The panelists found sentinel node biopsy to be appropriate for primary melanomas thicker than 1 mm and for thinner tumors that were ulcerated or Clark's level IV; it was deemed unnecessary for nonulcerated melanomas less than 0.75 mm deep. The panelists found interferon alfa-2b therapy to be indicated for patients with regional-node-based or in-transit metastases and primary melanomas thicker than 4 mm. The therapy was deemed inappropriate in patients without evidence of metastatic disease and with thinner, nonulcerated primary lesions. The panel offered other recommendations for intermediate types of lesion.

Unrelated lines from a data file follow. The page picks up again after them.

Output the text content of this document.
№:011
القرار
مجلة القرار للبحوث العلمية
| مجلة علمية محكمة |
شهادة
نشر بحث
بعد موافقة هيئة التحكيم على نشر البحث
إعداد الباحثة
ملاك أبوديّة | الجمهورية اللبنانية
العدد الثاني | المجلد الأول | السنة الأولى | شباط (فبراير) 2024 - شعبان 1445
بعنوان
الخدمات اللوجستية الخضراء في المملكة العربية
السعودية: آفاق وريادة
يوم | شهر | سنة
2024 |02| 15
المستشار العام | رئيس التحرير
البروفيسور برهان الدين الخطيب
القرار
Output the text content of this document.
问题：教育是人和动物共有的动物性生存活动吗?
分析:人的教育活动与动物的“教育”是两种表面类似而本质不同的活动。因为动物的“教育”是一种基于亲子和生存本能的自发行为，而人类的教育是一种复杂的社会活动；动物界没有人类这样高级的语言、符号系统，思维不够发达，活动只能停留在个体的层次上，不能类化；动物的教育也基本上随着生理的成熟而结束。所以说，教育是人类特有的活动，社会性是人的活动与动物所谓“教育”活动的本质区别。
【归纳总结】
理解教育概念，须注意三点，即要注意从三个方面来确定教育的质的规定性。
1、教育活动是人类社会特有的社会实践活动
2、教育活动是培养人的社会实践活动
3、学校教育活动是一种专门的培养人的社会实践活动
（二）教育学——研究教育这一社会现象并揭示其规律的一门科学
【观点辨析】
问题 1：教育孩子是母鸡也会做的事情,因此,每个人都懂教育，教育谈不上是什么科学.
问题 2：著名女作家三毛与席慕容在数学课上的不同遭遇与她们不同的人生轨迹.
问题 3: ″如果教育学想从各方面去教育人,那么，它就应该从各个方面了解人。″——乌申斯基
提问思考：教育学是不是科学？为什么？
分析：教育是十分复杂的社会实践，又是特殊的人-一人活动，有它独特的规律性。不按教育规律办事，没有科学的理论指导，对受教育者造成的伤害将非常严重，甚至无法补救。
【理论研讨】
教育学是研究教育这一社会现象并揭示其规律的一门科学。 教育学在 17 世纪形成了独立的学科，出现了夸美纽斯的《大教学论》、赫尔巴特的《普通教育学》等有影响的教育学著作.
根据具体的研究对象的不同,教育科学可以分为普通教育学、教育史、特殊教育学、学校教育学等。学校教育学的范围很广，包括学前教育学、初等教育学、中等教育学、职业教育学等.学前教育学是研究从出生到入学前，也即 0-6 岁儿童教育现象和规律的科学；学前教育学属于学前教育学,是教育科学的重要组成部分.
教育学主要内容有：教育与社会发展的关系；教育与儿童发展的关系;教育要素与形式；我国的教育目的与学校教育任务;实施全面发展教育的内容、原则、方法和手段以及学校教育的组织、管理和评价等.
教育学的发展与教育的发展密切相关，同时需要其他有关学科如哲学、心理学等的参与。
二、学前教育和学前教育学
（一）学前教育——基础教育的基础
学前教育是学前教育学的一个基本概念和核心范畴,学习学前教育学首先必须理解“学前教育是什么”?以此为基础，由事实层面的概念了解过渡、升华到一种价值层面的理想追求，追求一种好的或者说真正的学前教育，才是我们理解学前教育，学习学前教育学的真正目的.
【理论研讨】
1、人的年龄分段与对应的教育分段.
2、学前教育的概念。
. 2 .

Comment: This is a very useful contribution to the literature. Although the panelists' determinations are the result of a series of educated opinions, their review of the data was quite comprehensive. They came up with a reasonable set of guidelines for the use of sentinel lymph node biopsy and interferon alfa-2b therapy. Eventually, outcome data will provide indications for using these interventions, but for now, these findings represent the best available guidance for clinicians.
BR Smoller
Published in Journal Watch Dermatology November 6, 2001
Citation(s):
Dubois RW et al. Developing indications for the use of sentinel lymph node biopsy and adjuvant high-dose interferon alfa-2b in melanoma. Arch Dermatol 2001 Sep 137 1217-1224.